Je vous le promets: après cela, la Grèce sera un autre pays dans six mois.
Alexis Tsipras
Premier ministre grec



Le patron de la zone euro, le Néerlandais Jeroen Dijsselbloem, s'était dit vendredi "pessimiste" sur les chances d'un accord, après une première réunion désastreuse la semaine dernière, qui s'était conclue sans la moindre avancée.

• Ce que veulent les Européens: Les Européens veulent une extension du plan d'aide en cours, pour garder la main sur les réformes, face au nouveau gouvernement grec dominé par la gauche radicale de Syriza, qui veut en terminer avec le "mémorandum" actuel. La possibilité de ne pas le prolonger est "une option", a reconnu un haut responsable européen sous couvert d'anonymat. A condition de convaincre les capitales les plus inflexibles, en premier lieu Berlin.
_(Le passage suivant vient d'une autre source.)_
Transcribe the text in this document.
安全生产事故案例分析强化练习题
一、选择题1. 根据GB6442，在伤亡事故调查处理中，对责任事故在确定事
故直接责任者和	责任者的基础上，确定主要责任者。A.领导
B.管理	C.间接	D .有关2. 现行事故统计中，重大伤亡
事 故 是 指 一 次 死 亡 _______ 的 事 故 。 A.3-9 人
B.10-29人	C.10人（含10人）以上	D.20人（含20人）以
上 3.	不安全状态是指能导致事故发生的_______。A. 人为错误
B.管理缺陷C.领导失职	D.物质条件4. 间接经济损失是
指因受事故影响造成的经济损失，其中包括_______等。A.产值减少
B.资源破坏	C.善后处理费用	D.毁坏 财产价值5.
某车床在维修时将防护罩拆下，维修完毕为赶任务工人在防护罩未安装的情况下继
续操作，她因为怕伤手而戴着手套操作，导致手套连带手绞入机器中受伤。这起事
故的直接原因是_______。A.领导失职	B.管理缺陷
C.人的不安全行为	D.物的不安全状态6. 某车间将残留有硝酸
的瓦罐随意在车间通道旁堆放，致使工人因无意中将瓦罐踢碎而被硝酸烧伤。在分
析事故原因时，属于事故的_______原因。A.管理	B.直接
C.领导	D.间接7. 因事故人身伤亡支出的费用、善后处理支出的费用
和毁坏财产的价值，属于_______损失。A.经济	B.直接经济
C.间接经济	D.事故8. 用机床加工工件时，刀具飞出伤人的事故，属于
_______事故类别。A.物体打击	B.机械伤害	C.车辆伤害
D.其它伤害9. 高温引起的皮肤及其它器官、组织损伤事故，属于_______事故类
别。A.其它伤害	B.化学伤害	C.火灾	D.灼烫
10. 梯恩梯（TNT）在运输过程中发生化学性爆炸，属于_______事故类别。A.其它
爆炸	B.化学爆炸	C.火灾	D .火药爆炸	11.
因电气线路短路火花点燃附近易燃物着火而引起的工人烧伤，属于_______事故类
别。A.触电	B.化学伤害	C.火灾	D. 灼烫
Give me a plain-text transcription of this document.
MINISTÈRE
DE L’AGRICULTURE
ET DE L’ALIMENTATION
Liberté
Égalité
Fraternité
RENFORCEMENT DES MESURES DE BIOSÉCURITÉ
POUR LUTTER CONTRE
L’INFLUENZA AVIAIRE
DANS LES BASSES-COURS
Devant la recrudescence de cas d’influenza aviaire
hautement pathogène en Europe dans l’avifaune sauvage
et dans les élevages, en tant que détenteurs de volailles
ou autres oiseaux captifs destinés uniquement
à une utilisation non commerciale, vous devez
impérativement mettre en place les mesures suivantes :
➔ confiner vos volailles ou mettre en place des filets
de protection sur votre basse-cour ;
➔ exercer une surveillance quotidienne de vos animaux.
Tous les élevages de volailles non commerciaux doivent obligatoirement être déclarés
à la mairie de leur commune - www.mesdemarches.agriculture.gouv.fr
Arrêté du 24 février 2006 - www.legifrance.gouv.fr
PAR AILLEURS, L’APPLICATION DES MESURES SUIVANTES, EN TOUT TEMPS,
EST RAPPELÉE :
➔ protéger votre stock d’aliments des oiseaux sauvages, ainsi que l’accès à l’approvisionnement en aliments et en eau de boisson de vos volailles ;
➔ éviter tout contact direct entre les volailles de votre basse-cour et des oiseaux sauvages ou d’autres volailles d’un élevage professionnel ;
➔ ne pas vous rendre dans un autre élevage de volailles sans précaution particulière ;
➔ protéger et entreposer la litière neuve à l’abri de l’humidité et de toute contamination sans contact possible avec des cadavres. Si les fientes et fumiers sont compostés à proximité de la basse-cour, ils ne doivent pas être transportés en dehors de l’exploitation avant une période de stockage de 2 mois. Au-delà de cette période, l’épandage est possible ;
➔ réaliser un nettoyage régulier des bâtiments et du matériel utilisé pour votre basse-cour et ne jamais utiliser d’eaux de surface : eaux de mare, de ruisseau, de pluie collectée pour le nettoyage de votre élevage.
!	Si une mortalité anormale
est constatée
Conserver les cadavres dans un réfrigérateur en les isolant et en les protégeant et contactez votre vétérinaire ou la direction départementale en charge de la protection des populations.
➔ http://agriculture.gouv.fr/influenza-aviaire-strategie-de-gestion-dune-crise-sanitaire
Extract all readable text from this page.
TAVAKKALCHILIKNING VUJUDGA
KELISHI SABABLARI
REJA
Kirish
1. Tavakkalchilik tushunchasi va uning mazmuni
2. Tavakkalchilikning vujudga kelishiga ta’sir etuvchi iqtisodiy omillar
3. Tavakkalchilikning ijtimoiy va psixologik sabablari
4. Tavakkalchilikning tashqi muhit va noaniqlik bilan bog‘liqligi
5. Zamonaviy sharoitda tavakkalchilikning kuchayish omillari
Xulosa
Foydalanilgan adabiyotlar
Ce que veut Athènes: Concrètement, Athènes propose la mise en place d'un accord-relais, accompagné d'un programme de réformes assoupli, où les mesures jugées les plus antisociales seraient remplacées par de nouvelles. Pour M. Juncker, une mesure "antisociale" doit être remplacée par une autre ayant un impact budgétaire équivalent.

Des réunions préparatoires ont eu lieu au cours du week-end à Bruxelles pour expliciter les positions de chacun et identifier les points de convergence. Un rapport doit être remis lundi lors de la réunion de l'Eurogroupe, mais il subsiste de nombreux points de friction, notamment sur les privatisations, sur lesquelles le nouveau gouvernement veut en grande partie revenir, ou les droits des salariés dans l'entreprise, a indiqué dimanche  Varoufakis.

"Au lieu d'argent, nous avons besoin de temps pour mettre en oeuvre notre plan de réformes. Je vous le promets: après cela, la Grèce sera un autre pays dans six mois", a promis Alexis Tsipras.

©REUTERS

Quelque 20.000 personnes ont défilé dimanche soir à Athènes pour appuyer leur gouvernement, et 8.000 autres à Thessalonique, dans le nord du pays. Des manifestations de soutien ont également eu lieu dans plusieurs villes d'Europe comme à Paris et à Madrid.